Indeed, Canada is suffering a productivity growth crisis. “Canada has seen no productivity growth in recent years,” said Carolyn Rogers, senior deputy governor at the Bank of Canada, in a recent speech. “You’ve seen those signs that say, ‘In emergency, break glass.’ Well, it’s time to break the glass.”

The media widely covered this stark warning, which should have served as a wake-up call, urging the Trudeau government to take immediate action. At the very least, this budget’s ability—or more accurately, inability—to increase productivity growth should have been a core focus of every budget analysis.

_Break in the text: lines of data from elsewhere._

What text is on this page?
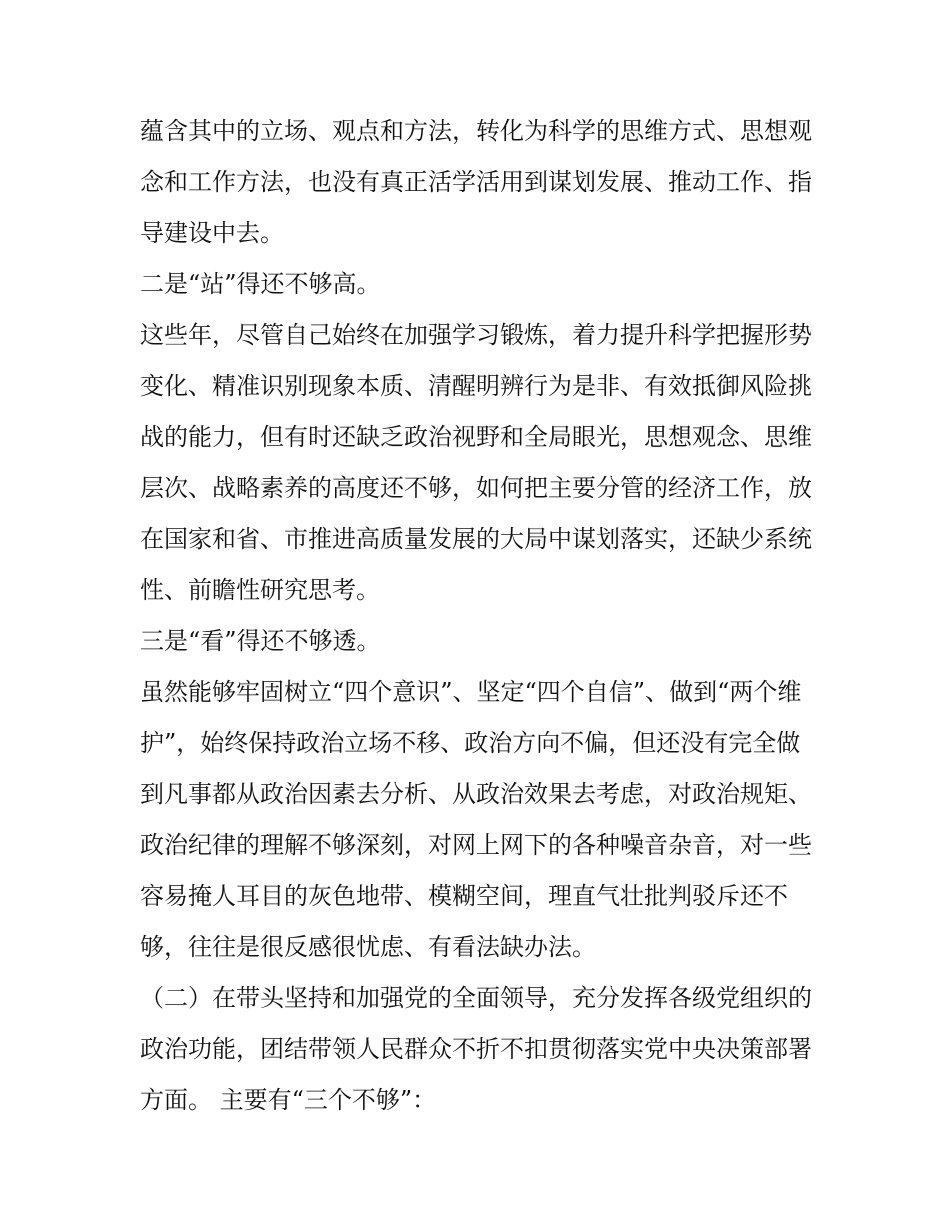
蕴含其中的立场、观点和方法，转化为科学的思维方式、思想观念和工作方法，也没有真正活学活用到谋划发展、推动工作、指导建设中去。

二是“站”得还不够高。

这些年，尽管自己始终在加强学习锻炼，着力提升科学把握形势变化、精准识别现象本质、清醒明辨行为是非、有效抵御风险挑战的能力，但有时还缺乏政治视野和全局眼光，思想观念、思维层次、战略素养的高度还不够，如何把主要分管的经济工作，放在国家和省、市推进高质量发展的大局中谋划落实，还缺少系统性、前瞻性研究思考。

三是“看”得还不够透。

虽然能够牢固树立“四个意识”、坚定“四个自信”、做到“两个维护”，始终保持政治立场不移、政治方向不偏，但还没有完全做到凡事都从政治因素去分析、从政治效果去考虑，对政治规矩、政治纪律的理解不够深刻，对网上网下的各种噪音杂音，对一些容易掩人耳目的灰色地带、模糊空间，理直气壮批判驳斥还不够，往往是很反感很忧虑、有看法缺办法。

（二）在带头坚持和加强党的全面领导，充分发挥各级党组织的政治功能，团结带领人民群众不折不扣贯彻落实党中央决策部署方面。 主要有“三个不够”：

Of course, the word “productivity” puts most people, except die-hard economists, to sleep. Or worse, prompts the “You just want us to work harder?” questions. As Rogers noted though, “Increasing productivity means finding ways for people to create more value during the time they’re at work. This is a goal to aim for, not something to fear. When a company increases productivity, that means more revenue, which allows the company to pay higher wages to its workers.”

Clearly, labour productivity growth remains critical to our standard of living and, for governments, ultimately determines the economic growth levels on which they base their revenue assumptions. With $538 billion in spending planned for this year, the Trudeau government better hope it gets its forecasts right. Otherwise, the $39.8 billion deficit they expect this year could be significantly higher.

And here’s the rub. Buried deep in its 430-page budget is the Trudeau government’s assumption about labour productivity growth (page 385, to be exact). You see, the Liberals assume the economy will grow at an average of 1.8 per cent over the next five years (2024-2028) and predict that half that growth will come from the increase in the supply of labour (i.e. population growth) and half will come from labour productivity growth.

However, as the Bank of Canada has noted, labour productivity growth has been non-existent in Canada. The Bank uses data from Statistics Canada to highlight the country’s productivity, and as StatsCan puts it, “On average, over 2023, labour productivity of Canadian businesses fell 1.8 per cent, a third consecutive annual decline.”

In other words, labour productivity isn’t growing, it’s declining. And stretching the analysis over the Trudeau government’s time in office (2015 to 2023, omitting 2020 due to COVID), labour productivity has declined by an average of 0.8 per cent. How can the Trudeau government, then, base the entirety of its budget plan on strong labour productivity growth? It’s what we call a “fudget budget”—make up the numbers to make it work.

The Trudeau fudget budget notwithstanding, how can we increase productivity growth in Canada?

According to the Bank of Canada, “When you compare Canada’s recent productivity record with that of other countries, what really sticks out is how much we lag on investment in machinery, equipment and, importantly, intellectual property.”

Put simply, to increase productivity we need businesses to increase investment. From 2014 to 2022, Canada’s inflation-adjusted business investment per worker (excluding residential construction) declined 18.5 per cent from $20,264 to $16,515. This is a concerning trend considering the vital role investment plays in improving economic output and living standards for Canadians.

But the budget actually hurts—not helps—Canada’s investment climate. By increasing taxes on capital gains, the government will deter investment in the country and encourage a greater outflow of capital. Moreover, the budget forecasts deficits for at least five years, which increases the likelihood of future tax hikes and creates more uncertainty for entrepreneurs, investors and businesses. Such an unpredictable business environment will make it harder to attract investment to Canada.

This year’s federal budget rests on fanciful assumptions about productivity growth while actively deterring the very investment Canada needs to increase living standards for Canadians. That’s a far cry from what any reasonable person would call a successful strategy.